VOICEINDONESIA.CO, Jakarta – Menteri Agraria dan Tata Ruang/Kepala Badan Pertanahan Nasional (ATR/BPN) Nusron Wahid ternyata telah mengundurkan diri dari kepengurusan Partai Golkar sejak beberapa bulan lalu, namun baru terungkap ke publik di tengah penyidikan kasus dugaan suap di Kementerian ATR/BPN yang menyeret sejumlah orang kepercayaannya.
Wakil Ketua Umum Partai Golkar Ahmad Doli Kurnia membenarkan pengunduran diri tersebut kepada wartawan, Sabtu (19/9/2026).

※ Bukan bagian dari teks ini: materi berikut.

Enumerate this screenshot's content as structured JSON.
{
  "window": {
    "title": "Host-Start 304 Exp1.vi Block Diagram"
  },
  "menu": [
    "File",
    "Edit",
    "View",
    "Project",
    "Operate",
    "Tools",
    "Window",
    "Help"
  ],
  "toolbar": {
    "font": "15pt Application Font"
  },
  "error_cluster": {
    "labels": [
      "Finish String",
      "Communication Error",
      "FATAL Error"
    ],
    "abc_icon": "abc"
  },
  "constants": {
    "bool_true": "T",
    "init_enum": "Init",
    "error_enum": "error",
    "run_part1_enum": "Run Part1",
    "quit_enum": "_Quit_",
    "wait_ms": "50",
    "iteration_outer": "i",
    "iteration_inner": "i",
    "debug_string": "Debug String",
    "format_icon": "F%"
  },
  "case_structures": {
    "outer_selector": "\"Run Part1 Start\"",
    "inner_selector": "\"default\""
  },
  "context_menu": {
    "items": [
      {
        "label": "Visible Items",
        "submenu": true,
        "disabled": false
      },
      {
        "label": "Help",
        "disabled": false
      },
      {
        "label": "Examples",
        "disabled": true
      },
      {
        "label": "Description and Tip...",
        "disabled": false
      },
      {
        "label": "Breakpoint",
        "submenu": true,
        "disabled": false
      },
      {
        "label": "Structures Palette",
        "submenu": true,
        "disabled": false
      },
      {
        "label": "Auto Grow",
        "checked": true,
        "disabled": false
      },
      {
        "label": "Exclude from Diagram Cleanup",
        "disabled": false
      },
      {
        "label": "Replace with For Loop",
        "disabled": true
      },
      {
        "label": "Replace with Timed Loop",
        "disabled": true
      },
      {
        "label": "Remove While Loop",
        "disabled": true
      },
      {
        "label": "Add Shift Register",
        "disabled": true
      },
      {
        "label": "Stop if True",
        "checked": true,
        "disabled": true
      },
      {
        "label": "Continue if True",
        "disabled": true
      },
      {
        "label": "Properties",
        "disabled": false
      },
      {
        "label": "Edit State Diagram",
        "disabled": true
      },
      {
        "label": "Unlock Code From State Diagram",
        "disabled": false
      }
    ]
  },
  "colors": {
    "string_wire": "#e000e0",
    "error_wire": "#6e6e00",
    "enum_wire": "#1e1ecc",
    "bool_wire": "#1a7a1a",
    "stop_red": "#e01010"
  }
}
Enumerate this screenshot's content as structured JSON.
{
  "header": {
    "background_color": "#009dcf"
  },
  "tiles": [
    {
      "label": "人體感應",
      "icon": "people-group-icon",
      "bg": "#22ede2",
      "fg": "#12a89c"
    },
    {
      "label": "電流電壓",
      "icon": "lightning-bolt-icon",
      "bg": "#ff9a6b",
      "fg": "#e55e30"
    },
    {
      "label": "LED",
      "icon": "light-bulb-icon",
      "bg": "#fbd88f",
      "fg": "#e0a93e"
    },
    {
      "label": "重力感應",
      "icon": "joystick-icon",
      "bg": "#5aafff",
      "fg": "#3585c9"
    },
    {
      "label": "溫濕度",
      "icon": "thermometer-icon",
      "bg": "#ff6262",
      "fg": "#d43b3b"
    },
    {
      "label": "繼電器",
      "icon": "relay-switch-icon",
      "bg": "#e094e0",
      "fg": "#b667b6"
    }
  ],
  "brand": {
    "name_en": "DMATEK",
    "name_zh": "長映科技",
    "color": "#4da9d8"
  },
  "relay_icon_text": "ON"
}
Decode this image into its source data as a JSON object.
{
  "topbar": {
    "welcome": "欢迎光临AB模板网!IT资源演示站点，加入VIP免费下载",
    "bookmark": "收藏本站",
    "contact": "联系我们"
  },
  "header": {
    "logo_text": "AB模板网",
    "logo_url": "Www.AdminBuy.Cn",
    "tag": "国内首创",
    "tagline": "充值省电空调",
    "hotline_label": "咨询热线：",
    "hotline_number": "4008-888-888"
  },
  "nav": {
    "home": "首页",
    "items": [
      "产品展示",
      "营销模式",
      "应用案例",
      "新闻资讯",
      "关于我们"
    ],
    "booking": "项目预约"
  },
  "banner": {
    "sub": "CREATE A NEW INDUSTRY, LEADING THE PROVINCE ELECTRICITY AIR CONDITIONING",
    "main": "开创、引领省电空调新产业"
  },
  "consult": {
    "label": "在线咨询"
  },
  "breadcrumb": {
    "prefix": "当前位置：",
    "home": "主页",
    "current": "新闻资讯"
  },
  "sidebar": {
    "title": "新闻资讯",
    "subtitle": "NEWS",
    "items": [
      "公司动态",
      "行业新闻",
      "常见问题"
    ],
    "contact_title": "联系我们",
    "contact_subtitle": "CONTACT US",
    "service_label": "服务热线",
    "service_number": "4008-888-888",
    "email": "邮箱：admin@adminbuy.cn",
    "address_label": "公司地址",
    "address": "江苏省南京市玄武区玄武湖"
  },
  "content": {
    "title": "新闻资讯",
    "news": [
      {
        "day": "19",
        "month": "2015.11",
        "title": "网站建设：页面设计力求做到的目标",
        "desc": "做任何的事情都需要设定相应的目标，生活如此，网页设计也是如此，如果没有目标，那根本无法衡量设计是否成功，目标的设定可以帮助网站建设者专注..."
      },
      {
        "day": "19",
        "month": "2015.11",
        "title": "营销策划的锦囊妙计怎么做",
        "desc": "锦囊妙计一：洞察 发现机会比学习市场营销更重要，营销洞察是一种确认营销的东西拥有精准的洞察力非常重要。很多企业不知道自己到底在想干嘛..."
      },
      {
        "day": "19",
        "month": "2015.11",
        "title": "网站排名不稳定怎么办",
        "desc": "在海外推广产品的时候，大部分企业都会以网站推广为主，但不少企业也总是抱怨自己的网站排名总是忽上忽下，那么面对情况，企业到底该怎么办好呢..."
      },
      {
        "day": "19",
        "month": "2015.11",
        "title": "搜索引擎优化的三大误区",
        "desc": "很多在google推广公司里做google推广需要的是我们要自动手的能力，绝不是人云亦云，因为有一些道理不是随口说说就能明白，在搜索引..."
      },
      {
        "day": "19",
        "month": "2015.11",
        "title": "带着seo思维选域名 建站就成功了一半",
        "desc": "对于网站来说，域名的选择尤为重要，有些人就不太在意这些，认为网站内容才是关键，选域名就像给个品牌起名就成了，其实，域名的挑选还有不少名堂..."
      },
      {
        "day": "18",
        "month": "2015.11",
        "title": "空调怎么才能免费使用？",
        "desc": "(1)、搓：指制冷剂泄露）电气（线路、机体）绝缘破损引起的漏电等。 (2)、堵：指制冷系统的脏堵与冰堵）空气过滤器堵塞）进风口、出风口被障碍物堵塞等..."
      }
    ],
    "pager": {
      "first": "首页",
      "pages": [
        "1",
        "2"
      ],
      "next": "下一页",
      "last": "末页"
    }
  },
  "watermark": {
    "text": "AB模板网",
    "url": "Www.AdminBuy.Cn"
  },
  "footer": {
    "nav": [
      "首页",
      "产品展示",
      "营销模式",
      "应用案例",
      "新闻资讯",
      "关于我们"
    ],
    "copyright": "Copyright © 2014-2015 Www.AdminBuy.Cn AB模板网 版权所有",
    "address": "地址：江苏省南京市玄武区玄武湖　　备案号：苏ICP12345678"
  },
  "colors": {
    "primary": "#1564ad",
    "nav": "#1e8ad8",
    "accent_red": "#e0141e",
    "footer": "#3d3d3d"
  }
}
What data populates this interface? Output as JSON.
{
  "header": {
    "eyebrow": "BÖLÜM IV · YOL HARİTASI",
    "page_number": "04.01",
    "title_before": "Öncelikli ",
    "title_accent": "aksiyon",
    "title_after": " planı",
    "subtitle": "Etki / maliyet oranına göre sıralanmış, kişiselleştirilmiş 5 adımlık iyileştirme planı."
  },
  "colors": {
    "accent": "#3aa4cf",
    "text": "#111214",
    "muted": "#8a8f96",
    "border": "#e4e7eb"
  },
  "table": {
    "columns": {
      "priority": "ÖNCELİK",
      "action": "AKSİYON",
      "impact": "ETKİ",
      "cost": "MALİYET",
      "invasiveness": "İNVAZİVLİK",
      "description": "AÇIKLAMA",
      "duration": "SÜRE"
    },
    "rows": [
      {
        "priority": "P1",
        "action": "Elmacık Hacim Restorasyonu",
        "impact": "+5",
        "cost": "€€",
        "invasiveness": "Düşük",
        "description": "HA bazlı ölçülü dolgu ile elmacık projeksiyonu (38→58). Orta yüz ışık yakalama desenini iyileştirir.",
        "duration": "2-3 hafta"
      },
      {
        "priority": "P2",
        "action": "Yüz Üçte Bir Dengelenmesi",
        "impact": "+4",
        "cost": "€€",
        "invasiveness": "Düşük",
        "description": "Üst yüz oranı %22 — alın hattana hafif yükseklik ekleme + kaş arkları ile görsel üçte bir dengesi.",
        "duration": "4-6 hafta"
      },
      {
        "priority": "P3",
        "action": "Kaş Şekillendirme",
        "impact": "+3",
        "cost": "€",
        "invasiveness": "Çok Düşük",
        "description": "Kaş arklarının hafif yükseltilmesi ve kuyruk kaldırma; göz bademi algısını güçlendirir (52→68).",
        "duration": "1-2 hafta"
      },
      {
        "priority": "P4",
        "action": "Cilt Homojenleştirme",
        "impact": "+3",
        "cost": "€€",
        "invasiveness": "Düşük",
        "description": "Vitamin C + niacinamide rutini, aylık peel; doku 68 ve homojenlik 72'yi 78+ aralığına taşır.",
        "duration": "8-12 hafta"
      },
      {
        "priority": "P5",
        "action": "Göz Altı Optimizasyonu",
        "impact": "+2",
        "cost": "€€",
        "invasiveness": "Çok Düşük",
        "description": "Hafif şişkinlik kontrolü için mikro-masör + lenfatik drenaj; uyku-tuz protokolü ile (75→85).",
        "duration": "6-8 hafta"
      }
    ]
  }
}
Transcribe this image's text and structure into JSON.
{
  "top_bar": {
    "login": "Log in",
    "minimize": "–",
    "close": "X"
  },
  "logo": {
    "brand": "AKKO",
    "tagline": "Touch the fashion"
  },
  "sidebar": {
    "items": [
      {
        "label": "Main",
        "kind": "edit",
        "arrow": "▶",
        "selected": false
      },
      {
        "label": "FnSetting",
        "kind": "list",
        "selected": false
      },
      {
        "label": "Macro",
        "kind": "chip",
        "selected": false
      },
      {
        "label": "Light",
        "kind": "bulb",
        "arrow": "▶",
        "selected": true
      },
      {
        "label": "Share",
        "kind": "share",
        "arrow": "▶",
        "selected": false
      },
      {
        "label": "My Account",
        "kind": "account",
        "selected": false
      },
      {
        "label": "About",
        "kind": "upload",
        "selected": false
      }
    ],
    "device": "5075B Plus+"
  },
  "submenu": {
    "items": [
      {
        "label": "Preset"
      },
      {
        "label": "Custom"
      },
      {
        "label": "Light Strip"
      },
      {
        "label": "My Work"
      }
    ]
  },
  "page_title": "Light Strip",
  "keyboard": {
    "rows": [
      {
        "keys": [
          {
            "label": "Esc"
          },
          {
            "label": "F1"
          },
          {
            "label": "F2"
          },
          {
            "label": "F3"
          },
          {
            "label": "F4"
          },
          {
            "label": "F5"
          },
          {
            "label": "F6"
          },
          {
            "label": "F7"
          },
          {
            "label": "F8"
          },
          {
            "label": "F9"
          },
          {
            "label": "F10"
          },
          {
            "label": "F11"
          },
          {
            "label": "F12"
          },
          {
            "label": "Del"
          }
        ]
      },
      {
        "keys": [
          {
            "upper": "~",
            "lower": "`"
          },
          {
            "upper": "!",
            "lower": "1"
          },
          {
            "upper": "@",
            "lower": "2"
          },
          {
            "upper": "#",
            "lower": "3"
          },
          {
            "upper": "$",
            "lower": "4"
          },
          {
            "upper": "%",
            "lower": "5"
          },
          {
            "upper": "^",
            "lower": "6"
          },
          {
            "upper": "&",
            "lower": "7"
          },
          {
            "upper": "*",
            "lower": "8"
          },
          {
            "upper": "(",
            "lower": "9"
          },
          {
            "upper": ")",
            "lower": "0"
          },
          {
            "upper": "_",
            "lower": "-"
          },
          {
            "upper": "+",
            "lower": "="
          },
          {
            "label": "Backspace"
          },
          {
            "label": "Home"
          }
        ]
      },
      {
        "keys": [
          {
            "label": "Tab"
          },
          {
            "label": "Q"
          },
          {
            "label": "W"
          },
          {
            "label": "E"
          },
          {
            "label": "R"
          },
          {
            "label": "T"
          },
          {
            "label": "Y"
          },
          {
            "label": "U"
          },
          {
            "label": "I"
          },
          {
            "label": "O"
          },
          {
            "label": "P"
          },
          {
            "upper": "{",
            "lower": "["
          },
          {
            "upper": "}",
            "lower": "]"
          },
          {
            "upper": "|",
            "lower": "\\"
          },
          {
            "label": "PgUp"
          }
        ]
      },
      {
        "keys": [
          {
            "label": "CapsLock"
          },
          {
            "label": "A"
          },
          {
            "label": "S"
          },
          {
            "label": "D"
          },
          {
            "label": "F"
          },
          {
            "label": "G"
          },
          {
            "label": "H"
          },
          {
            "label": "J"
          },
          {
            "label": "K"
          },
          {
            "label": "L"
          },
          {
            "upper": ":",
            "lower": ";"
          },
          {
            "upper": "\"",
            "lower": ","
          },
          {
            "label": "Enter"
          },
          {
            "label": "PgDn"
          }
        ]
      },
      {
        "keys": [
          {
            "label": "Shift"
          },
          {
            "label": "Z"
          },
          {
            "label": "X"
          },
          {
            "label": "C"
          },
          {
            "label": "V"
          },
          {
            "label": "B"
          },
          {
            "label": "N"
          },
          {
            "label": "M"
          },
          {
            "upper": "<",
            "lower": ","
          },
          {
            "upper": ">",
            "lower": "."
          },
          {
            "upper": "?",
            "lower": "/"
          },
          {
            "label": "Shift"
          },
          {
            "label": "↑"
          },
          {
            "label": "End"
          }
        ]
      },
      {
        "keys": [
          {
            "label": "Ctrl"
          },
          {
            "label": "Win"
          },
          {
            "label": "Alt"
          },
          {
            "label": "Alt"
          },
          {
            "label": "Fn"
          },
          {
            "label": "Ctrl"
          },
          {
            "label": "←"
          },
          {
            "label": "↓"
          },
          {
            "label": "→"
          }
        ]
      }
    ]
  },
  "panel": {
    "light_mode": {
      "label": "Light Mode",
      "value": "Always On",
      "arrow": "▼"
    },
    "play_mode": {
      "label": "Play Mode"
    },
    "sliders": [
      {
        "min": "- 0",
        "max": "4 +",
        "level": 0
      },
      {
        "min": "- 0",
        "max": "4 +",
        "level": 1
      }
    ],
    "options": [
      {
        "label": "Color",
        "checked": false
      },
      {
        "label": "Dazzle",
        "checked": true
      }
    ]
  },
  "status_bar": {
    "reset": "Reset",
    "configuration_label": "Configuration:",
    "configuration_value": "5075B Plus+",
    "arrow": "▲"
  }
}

"Saudara Nusron memang sudah mengajukan pengunduran diri dari Kepengurusan DPP Partai Golkar sejak beberapa bulan lalu," kata Doli.
Doli belum mengungkap lebih jauh alasan di balik pengunduran diri Nusron tersebut.
Nusron sebelumnya merupakan salah satu pengurus DPP Partai Golkar periode 2024-2029, menjabat sebagai Ketua Bidang Keagamaan dan Kerohanian.
Kabar pengunduran diri ini mencuat di tengah tekanan publik agar Nusron turut diperiksa KPK dalam kasus dugaan suap HGB Summarecon di Bogor, setelah mantan Menko Polhukam Mahfud MD mendesak KPK segera menjelaskan peluang pemanggilannya. KPK sejauh ini juga belum menggeledah ruang kerja Nusron, meski sudah menggeledah ruangan sejumlah pejabat ATR/BPN lain terkait kasus tersebut.